Consider this piece of code:
extern int v;
void
f(int set_v)
{
if (set_v)
v = 1;
}
If f() is called concurrently from several threads, then call to f(1)
should be protected by the mutex. But do we have to acquire the mutex
for f(0) calls? I'd say no, why, there's no access to global v in
that case. But GCC 3.3.4--4.3.0 on i686 with -01 generates the
following:
f:
pushl %ebp
movl %esp, %ebp
cmpl $0, 8(%ebp)
movl $1, %eax
cmove v, %eax ; load (maybe)
movl %eax, v ; store (always)
popl %ebp
ret
Note the last unconditional store to v. Now, if some thread would
modify v between our load and store (acquiring the mutex first), then
we will overwrite the new value with the old one (and would do that in
a thread-unsafe manner, not acquiring the mutex).
So, do the calls to f(0) require the mutex, or it's a GCC bug?
This very bug was actually already reported for a bit different case,
"Loop IM and other optimizations harmful for -fopenmp"
(http://gcc.gnu.org/bugzilla/show_bug.cgi?id=31862 ; please ignore my
last comment there, as I no longer sure myself). But the report was
closed with "UNCONFIRMED" mark, and reasons for that are not quire
clear to me. I tried to dig into the C99 standard and David
Butenhof's "Programming with POSIX Threads", and didn't find any
indication that call f(0) should be also protected by the mutex.
Here are some pieces from C99:
Sec 3.1 par 3: NOTE 2 "Modify" includes the case where the new value
being stored is the same as the previous value.
Sec 3.1 par 4: NOTE 3 Expressions that are not evaluated do not access
objects.
Sec 5.1.2.3 par 3: In the abstract machine, all expressions are
evaluated as specified by the semantics.
Sec 5.1.2.3 par 5 basically says that the result of the program
execution wrt volatile objects, external files and terminal output
should be the same for all confirming implementations.
Sec 5.1.2.3 par 8: EXAMPLE 1 An implementation might define a
one-to-one correspondence between abstract and
actual semantics: ...
Sec 5.1.2.3 par 9: Alternatively, an implementation might perform
various optimizations within each translation unit,
such that the actual semantics would agree with the
abstract semantics only when making function calls
across translation unit boundaries. ...
I think that the above says that even when compiler chooses to do some
optimizations, the result of the _whole execution_ should be the same
as if actual semantics equals to abstract semantics.
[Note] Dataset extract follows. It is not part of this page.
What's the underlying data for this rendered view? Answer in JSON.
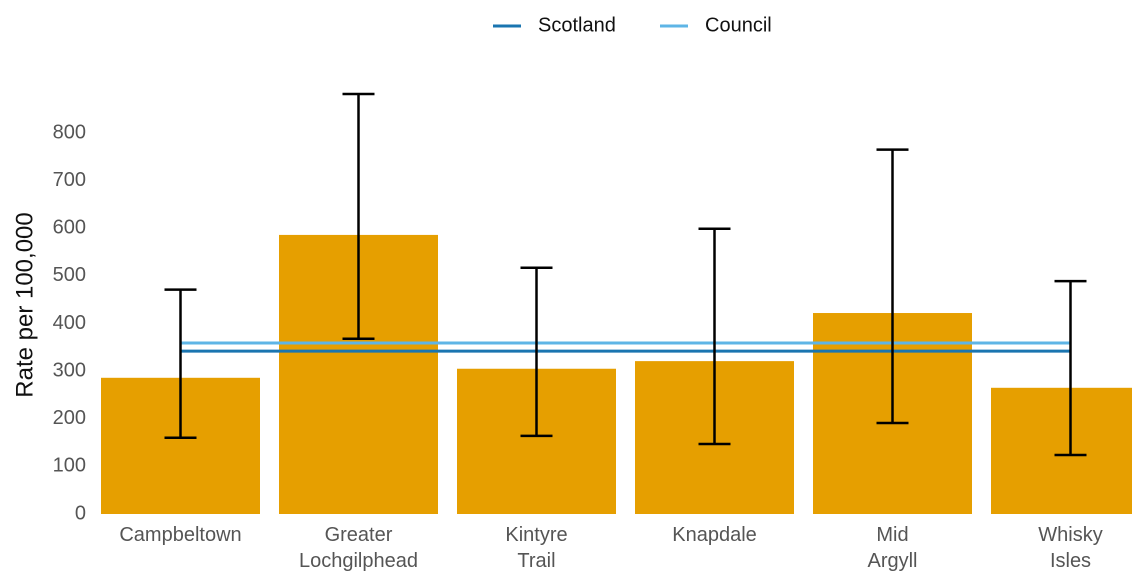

Sec 5.1.2.3 par
9 cited last is not a permission to do optimizations that may change
the end result. In our case when threads are involved the result may
change, because there's no access to v in the abstract semantics, and
thus no mutex is required from abstract POV.
So, could someone explain me why this GCC optimization is valid, and,
if so, where lies the boundary below which I may safely assume GCC
won't try to store to objects that aren't stored to explicitly during
particular execution path? Or maybe the named bug report is valid
after all?
Thanks in advance,
--
Tomash Brechko